Contrairement à ce qu'a laissé entendre le ministère des Transports du Québec, la solidité des assises des poutres soutenant les paralumes de l'autoroute Ville-Marie (A720) n'avait pas été analysée avant l'effondrement survenu le 31 juillet, indique le plus récent rapport d'inspection datant de janvier dernier.

Le MTQ a publié ce rapport en catimini vendredi après-midi à la fin d'un communiqué portant sur un tout autre sujet, soit l'état d'avancement des travaux d'urgence au pont Mercier. Plusieurs journalistes le réclamaient avec insistance depuis l'effondrement, mais aucun d'eux n'a été avisé de sa diffusion.

Les paralumes, qui tamisent la lumière, ont été conçus pour aider les automobilistes à habituer leurs yeux à l'obscurité du tunnel. Ils sont posés sur des poutres de béton, qui s'appuient sur le dessus des murs se trouvant de part et d'autre de l'A720, une autoroute en tranchée.

Ces appuis - soit le dessus des murs - n'ont que 25 centimètres de largeur. Lorsque des ouvriers ont décapé les murs pour y réinjecter du béton, l'un des appuis a cassé. La poutre qu'il soutenait est tombée, entraînant dans sa chute une centaine de tonnes de paralumes. Heureusement, personne n'a été blessé.

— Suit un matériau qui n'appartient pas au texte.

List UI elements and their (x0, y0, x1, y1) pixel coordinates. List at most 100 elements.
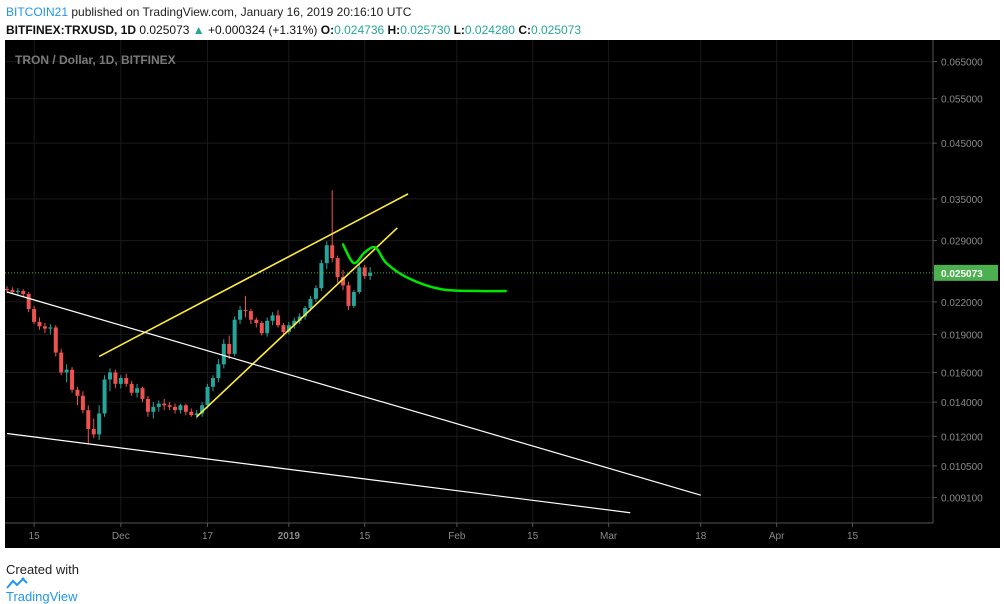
candle-body (42, 326, 47, 329)
time-tick-label: 17 (202, 531, 214, 542)
candle-body (286, 325, 291, 333)
last-price: 0.025073 (139, 23, 190, 37)
candle-body (129, 383, 134, 393)
price-chart[interactable]: TRON / Dollar, 1D, BITFINEX 0.065000 0.05… (5, 40, 1000, 548)
price-tick-label: 0.010500 (941, 462, 983, 473)
price-change: +0.000324 (+1.31%) (208, 23, 318, 37)
high-value: 0.025730 (400, 23, 451, 37)
candle-body (270, 315, 275, 321)
candle-body (113, 372, 118, 384)
candle-body (265, 320, 270, 334)
footer: Created with TradingView (6, 562, 79, 604)
time-axis[interactable]: 15 Dec 17 2019 15 Feb 15 Mar 18 Apr 15 (29, 523, 859, 542)
author-link[interactable]: BITCOIN21 (6, 5, 69, 19)
candle-body (276, 315, 280, 326)
candle-body (303, 307, 308, 317)
candle-body (173, 406, 178, 411)
candle-body (248, 311, 253, 320)
price-tick-label: 0.016000 (941, 368, 983, 379)
candle-body (145, 398, 150, 412)
candle-body (362, 267, 367, 277)
price-tick-label: 0.065000 (941, 58, 983, 69)
candle-body (346, 285, 351, 306)
candles-group (5, 190, 373, 444)
yellow-trendline (196, 227, 398, 418)
drawings-group (6, 193, 701, 514)
time-tick-label: Mar (600, 531, 618, 542)
candle-body (118, 378, 123, 384)
candle-body (10, 290, 15, 292)
time-tick-label: 15 (847, 531, 859, 542)
up-arrow-icon: ▲ (192, 23, 205, 37)
candle-body (26, 293, 31, 310)
candle-body (5, 289, 9, 291)
high-label: H: (387, 23, 401, 37)
candle-body (135, 388, 140, 393)
publish-line: BITCOIN21 published on TradingView.com, … (6, 5, 411, 19)
candle-body (200, 405, 205, 414)
low-label: L: (453, 23, 465, 37)
candle-body (313, 288, 318, 299)
symbol-label: BITFINEX:TRXUSD, 1D (6, 23, 137, 37)
candle-body (37, 321, 42, 327)
candle-body (330, 245, 335, 259)
white-trendline (6, 432, 631, 514)
candle-body (297, 316, 302, 321)
price-tick-label: 0.012000 (941, 432, 983, 443)
candle-body (221, 343, 226, 365)
candle-body (91, 428, 96, 435)
candle-body (64, 369, 69, 373)
time-tick-label: Feb (448, 531, 466, 542)
candle-body (32, 309, 37, 322)
yellow-trendline (98, 193, 409, 358)
time-tick-label: 15 (29, 531, 41, 542)
candle-body (227, 343, 232, 354)
candle-body (59, 352, 64, 373)
candle-body (205, 386, 210, 406)
candle-body (151, 406, 156, 412)
candle-body (70, 369, 75, 390)
price-tick-label: 0.022000 (941, 298, 983, 309)
price-tick-label: 0.035000 (941, 195, 983, 206)
candle-body (167, 405, 172, 407)
price-axis[interactable]: 0.065000 0.055000 0.045000 0.035000 0.029000… (933, 58, 983, 505)
candle-body (216, 364, 221, 379)
candle-body (107, 372, 112, 380)
white-trendline (6, 291, 701, 496)
tradingview-brand[interactable]: TradingView (6, 589, 78, 604)
candle-body (210, 378, 215, 387)
candle-body (189, 411, 194, 416)
open-value: 0.024736 (334, 23, 385, 37)
chart-background (5, 40, 1000, 548)
price-tick-label: 0.055000 (941, 95, 983, 106)
price-tick-label: 0.019000 (941, 330, 983, 341)
price-tick-label: 0.014000 (941, 398, 983, 409)
candle-body (21, 291, 26, 294)
chart-panel[interactable]: TRON / Dollar, 1D, BITFINEX 0.065000 0.05… (5, 40, 1000, 548)
published-text: published on TradingView.com, January 16… (71, 5, 412, 19)
candle-body (281, 325, 286, 333)
tradingview-logo-icon (6, 577, 79, 589)
candle-body (97, 413, 102, 435)
candle-body (80, 395, 85, 411)
candle-body (156, 403, 161, 407)
candle-body (243, 310, 248, 312)
close-label: C: (518, 23, 531, 37)
candle-body (324, 245, 329, 264)
candle-body (357, 267, 362, 292)
green-projection-path (341, 243, 507, 293)
candle-body (140, 388, 145, 399)
candle-body (351, 291, 356, 306)
candle-body (335, 258, 340, 278)
time-tick-label: 18 (695, 531, 707, 542)
candle-body (183, 405, 188, 412)
price-tick-label: 0.009100 (941, 494, 983, 505)
candle-body (86, 410, 91, 429)
candle-body (368, 272, 373, 276)
candle-body (75, 389, 80, 396)
candle-body (341, 277, 346, 286)
grid-lines (5, 40, 933, 523)
candle-body (259, 322, 264, 334)
chart-title: TRON / Dollar, 1D, BITFINEX (15, 53, 176, 67)
last-price-label: 0.025073 (941, 269, 983, 280)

Un rapport datant de 2008, diffusé quelques jours après l'effondrement, indiquait que «plusieurs sections des murs supportant les paralumes (de l'A720) comportent d'importantes surfaces de béton délaminé». Le même rapport signalait une perte d'appui de 25% sous deux poutres. Il recommandait des travaux de réparation. Ceux-ci n'ont jamais été faits. Il a fallu qu'une poutre s'effondre pour le MTQ ancre chacune d'entre elles et les solidifie avec des piliers.

Au cours de plusieurs conférences de presse, le ministre des Transports Sam Hamad et sa sous-ministre Anne-Marie Leclerc ont affirmé que la structure même du tunnel avait été inspectée. Ils assuraient que le rapport, terminé en janvier dernier, montrait que cette structure ne souffrait d'aucune déficience. Lorsque les journalistes demandaient de voir le document, 
M. Hamad et Mme Leclerc promettaient qu'il serait diffusé en temps et lieu.

Rédigé par la firme SNC-Lavalin comme l'analyse d'inspection générale de 2008, le rapport a été mis en ligne sur le site du MTQ vendredi. Il porte ce titre: «Évaluation de la capacité portante du système de paralumes - Tunnel Viger direction Est». Malgré certaines réserves, les auteurs se montrent globalement satisfaits de la solidité des poutres et des paralumes... mais ils précisent qu'ils n'ont pas étudié la solidité des assises.

Pour faire image, disons qu'ils se sont assurés que les poutres ne pouvaient pas casser en deux. Mais ils n'ont pas cherché à savoir - parce que le MTQ ne le leur a pas demandé - si les appuis de ces poutres, eux, risquaient de céder.

«Le rapport ne traite que de la structure des paralumes et des poutres de béton les supportant en excluant leurs appareils d'appui ainsi que les murs et autres ouvrages mentionnés dans le document d'inspection de mai 2008», notent les auteurs. Ces derniers insistent à plusieurs reprises sur cet aspect. «Il est à noter que les appareils d'appui et les murs supportant les poutres sont exclus du mandat (d'analyse)», répètent-ils à deux reprises.

Puis ils répètent deux fois cette conclusion: «Les appareils d'appui des paralumes doivent être inspectés et une cote de comportement doit leur être donnée.» Rien ne montre que ce travail a été fait: le MTQ n'a jamais évoqué l'existence d'un second rapport sur la solidité de la structure du tunnel.

Le même rapport de janvier dernier souligne certaines déficiences des paralumes. «Il faut mentionner que ces paralumes n'ont aucune armature transversale pour le cisaillement et que la seule armature longitudinale est une barre no 4 dans le haut et le bas de la section, indique-t-on. Cette armature correspond à l'armature minimale de flexion...

«La sécurité de l'ensemble serait alors limitée du fait de l'absence d'armature transversale de cisaillement et le peu de ductilité des sections. Il est donc demandé de porter une attention particulière à l'état de ces paralumes dans les zones d'appui, lors des futures inspections générales, et de considérer l'examen des appareils d'appui lors des inspections».

Puis, concernant les poutres, le rapport signale ceci: «L'inspection générale de 2008 a révélé des signes de délaminage ainsi des fissures diagonales de cisaillement dans les zones d'appui de ces poutres».

Des experts se penchent actuellement sur les causes de l'effondrement de la poutre no 2. Leur conclusion n'est pas attendue avant plusieurs mois.